RL Poker Bot

RL Poker Bot

Smart poker agent using AI vision and reinforcement learning to compete in online games.

Overview

I built this poker bot after losing too much money in weekly poker games with friends. I wanted to understand what optimal play actually looks like, so I dove into Game Theory Optimal (GTO) strategies—mathematically balanced approaches that are theoretically unexploitable by opponents.

The Challenge

Creating a poker bot involves several distinct challenges: first, "seeing" and understanding the game state from screen pixels; second, developing a strategy that accounts for the probabilistic nature of card games; and third, making decisions that balance exploration (trying new strategies) with exploitation (using known effective strategies).

My Approach

We built a system that uses GPT-V to extract game information from screenshots, parsing details like hole cards, community cards, pot size, and opponent actions. This data feeds into three different agent models: a fixed-strategy agent based on established poker heuristics, a random agent for baseline comparison, and a Deep Q-Network agent that learns optimal betting strategies through reinforcement learning.

The Solution

The final system operates autonomously on poker websites, making decisions based on real-time game state analysis.
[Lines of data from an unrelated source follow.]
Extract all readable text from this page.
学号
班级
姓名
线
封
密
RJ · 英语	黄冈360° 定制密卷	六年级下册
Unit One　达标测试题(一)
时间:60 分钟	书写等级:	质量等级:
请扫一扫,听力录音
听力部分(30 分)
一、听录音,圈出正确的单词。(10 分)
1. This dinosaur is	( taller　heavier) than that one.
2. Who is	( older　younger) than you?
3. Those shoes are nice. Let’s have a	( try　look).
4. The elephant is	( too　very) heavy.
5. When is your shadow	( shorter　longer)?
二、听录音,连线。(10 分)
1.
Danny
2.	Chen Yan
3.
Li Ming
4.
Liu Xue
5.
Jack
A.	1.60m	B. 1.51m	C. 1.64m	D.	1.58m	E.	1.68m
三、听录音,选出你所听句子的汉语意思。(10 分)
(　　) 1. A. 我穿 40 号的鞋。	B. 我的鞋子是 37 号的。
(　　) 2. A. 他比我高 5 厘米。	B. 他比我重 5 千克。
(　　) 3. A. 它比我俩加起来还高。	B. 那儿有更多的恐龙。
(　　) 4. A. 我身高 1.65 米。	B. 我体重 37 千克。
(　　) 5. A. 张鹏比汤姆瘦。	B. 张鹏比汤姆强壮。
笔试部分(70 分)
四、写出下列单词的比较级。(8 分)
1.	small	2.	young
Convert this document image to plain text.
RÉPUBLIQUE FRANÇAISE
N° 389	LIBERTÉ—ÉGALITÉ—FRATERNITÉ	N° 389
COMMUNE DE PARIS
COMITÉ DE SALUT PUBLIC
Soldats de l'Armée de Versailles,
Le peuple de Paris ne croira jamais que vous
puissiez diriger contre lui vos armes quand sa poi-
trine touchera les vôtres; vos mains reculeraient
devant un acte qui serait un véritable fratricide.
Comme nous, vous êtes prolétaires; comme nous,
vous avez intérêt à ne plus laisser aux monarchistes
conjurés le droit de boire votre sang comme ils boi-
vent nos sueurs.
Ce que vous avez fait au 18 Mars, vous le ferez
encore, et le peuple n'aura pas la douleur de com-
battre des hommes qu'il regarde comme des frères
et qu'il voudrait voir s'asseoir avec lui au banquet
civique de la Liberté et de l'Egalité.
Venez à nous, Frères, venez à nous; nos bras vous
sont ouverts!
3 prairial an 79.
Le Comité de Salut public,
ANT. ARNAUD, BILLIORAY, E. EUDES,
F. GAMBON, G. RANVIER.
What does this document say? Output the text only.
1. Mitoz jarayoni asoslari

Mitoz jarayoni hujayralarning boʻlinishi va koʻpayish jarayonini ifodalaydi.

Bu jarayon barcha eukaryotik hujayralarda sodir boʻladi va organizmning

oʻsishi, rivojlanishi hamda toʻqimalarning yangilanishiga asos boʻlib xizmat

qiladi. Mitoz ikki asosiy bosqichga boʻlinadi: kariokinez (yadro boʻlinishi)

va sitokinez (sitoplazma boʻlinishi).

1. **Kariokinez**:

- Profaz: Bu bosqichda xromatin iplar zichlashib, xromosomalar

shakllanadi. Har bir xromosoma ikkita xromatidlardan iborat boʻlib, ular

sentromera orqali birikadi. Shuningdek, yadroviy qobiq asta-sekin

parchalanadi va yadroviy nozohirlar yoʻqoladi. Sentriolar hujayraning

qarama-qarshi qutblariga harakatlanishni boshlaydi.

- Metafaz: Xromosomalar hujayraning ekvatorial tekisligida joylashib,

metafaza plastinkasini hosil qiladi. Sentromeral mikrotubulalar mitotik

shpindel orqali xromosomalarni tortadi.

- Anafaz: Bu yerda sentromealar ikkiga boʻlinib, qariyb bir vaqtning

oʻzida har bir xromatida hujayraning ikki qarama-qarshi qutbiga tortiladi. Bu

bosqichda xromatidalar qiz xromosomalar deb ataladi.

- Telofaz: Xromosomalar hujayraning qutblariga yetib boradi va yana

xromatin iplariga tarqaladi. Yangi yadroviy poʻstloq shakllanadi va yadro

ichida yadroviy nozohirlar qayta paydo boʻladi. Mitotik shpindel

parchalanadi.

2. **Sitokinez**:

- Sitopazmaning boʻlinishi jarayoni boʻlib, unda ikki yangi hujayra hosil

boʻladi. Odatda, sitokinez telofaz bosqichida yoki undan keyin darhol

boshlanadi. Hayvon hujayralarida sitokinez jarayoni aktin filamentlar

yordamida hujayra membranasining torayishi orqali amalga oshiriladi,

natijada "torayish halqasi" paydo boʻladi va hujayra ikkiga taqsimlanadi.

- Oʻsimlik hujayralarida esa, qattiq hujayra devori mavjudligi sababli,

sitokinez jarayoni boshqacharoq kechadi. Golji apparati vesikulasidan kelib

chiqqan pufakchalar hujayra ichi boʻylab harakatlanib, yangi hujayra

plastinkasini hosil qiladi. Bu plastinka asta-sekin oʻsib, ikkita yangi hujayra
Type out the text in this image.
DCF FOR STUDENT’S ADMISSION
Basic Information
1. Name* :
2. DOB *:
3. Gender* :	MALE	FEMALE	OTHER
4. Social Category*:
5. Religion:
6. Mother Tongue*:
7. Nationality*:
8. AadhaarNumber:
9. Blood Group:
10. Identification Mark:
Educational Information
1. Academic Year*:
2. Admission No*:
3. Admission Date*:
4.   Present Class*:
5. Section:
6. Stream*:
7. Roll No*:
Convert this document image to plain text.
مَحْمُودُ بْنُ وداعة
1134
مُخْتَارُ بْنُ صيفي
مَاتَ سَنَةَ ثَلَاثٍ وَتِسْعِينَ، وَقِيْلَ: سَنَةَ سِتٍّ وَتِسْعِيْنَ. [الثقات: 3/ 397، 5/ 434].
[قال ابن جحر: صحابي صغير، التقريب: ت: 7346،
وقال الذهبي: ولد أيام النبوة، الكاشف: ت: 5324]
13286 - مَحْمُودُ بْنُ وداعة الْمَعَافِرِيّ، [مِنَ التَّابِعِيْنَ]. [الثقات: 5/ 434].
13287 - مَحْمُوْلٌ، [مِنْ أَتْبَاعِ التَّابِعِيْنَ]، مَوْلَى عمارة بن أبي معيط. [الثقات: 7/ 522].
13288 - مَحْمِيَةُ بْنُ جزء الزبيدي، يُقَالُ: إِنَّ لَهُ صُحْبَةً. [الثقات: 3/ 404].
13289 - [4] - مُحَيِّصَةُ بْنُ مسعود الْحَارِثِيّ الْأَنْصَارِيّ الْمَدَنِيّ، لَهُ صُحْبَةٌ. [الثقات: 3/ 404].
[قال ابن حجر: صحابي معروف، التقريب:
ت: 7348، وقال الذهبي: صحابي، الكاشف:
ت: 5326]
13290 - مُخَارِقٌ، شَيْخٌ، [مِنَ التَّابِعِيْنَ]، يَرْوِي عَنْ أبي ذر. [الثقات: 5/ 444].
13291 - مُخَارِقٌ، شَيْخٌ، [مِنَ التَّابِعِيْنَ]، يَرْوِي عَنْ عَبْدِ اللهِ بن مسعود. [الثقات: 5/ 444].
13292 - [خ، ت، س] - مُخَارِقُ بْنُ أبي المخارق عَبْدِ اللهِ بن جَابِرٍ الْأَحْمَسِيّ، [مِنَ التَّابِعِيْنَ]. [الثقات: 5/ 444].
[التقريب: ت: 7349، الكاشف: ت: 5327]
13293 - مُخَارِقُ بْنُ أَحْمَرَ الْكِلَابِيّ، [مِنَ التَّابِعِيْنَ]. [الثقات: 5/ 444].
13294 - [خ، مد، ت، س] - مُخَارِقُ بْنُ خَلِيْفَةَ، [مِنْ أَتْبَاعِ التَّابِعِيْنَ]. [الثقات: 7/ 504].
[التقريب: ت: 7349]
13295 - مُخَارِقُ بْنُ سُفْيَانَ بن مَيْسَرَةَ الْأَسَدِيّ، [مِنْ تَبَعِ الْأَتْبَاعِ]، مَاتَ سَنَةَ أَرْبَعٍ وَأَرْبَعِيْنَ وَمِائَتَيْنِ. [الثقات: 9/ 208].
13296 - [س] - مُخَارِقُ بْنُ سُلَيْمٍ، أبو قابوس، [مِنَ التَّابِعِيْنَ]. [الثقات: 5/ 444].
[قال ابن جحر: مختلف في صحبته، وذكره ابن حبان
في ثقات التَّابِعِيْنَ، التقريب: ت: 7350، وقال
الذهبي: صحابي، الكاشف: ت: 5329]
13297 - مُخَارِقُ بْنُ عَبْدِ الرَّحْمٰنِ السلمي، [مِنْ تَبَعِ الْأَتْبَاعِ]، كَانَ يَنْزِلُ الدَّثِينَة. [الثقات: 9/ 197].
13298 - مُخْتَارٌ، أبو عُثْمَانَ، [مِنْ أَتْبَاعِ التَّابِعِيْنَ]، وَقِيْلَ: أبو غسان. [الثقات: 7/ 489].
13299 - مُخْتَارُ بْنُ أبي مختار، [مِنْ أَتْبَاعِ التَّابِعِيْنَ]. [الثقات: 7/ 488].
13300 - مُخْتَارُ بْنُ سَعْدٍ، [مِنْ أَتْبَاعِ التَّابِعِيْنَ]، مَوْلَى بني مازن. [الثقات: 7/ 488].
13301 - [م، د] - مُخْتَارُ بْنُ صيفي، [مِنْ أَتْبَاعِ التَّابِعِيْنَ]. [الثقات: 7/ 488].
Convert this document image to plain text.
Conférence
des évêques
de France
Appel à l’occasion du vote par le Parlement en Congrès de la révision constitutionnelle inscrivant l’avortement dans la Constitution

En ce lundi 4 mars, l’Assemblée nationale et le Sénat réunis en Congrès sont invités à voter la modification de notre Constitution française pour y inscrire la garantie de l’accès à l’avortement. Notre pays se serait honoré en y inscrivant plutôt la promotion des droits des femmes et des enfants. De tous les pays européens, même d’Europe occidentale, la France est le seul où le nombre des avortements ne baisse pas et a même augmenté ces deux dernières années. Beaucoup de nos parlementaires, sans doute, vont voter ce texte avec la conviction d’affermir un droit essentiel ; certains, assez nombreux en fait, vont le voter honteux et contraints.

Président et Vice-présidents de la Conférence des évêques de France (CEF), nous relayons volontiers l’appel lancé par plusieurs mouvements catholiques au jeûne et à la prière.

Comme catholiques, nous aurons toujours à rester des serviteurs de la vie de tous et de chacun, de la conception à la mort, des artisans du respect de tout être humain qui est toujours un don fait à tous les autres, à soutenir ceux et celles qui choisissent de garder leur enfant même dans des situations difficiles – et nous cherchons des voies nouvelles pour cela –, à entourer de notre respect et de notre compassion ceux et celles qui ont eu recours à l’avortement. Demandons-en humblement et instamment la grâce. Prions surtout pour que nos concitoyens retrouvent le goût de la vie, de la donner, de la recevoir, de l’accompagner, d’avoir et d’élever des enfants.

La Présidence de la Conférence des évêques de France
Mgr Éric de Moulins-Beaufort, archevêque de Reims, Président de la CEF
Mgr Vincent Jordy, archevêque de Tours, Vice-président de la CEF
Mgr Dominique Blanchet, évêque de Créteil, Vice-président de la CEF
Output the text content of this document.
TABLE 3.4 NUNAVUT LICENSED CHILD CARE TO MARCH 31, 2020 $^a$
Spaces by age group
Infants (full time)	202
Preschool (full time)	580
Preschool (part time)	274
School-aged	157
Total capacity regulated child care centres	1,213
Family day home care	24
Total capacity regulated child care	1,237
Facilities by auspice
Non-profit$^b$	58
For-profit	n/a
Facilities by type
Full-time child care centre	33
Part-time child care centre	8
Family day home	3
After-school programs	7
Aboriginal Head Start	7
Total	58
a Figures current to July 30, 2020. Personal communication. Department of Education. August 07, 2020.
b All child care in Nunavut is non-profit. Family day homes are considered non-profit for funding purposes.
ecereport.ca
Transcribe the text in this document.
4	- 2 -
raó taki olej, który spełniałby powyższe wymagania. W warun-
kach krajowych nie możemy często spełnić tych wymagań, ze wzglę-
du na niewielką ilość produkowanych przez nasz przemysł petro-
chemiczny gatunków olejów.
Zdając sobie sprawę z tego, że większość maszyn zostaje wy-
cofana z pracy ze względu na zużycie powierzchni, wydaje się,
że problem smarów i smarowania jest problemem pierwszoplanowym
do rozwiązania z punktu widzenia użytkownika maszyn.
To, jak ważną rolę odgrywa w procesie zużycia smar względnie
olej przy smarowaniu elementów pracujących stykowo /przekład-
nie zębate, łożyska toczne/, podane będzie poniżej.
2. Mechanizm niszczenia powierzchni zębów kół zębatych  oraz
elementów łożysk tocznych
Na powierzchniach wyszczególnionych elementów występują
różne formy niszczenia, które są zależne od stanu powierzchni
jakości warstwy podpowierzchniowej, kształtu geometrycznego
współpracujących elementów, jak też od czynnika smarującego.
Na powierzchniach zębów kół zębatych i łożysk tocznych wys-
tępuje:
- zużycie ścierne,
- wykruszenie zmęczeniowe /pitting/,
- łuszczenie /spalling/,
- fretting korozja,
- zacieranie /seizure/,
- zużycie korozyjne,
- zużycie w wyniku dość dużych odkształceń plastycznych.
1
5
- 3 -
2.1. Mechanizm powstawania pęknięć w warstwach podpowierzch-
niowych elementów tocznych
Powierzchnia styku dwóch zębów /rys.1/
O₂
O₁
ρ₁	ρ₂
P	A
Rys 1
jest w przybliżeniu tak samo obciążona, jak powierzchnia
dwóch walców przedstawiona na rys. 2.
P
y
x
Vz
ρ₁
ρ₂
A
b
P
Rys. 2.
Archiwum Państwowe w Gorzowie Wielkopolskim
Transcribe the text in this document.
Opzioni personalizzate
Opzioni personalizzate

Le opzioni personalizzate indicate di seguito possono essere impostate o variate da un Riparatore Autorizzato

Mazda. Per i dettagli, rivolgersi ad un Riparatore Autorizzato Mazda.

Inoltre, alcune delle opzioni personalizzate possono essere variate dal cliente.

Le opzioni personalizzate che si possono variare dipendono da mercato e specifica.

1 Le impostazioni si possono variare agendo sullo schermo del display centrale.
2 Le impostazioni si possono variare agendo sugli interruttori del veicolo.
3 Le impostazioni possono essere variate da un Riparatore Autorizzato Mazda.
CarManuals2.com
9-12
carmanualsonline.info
The DQN agent uses neural networks to approximate optimal betting strategies, while the fixed-strategy agent follows pre-programmed decision rules based on Game Theory Optimal (GTO) principles. We evaluated performance by running thousands of simulated hands between the different agents.

Technologies Used

PythonPython
PyTorchPyTorch
OpenAI GPT-VOpenAI GPT-V
Reinforcement Learning
Computer Vision

Outcomes

After 1,000 hands of evaluation, our fixed-strategy model dominated with 927 wins, while the DQN agent won 51 hands. The random agent performed as expected with only 6 wins. These results highlighted the effectiveness of established poker heuristics, while showing the potential for reinforcement learning to develop novel strategies with sufficient training time.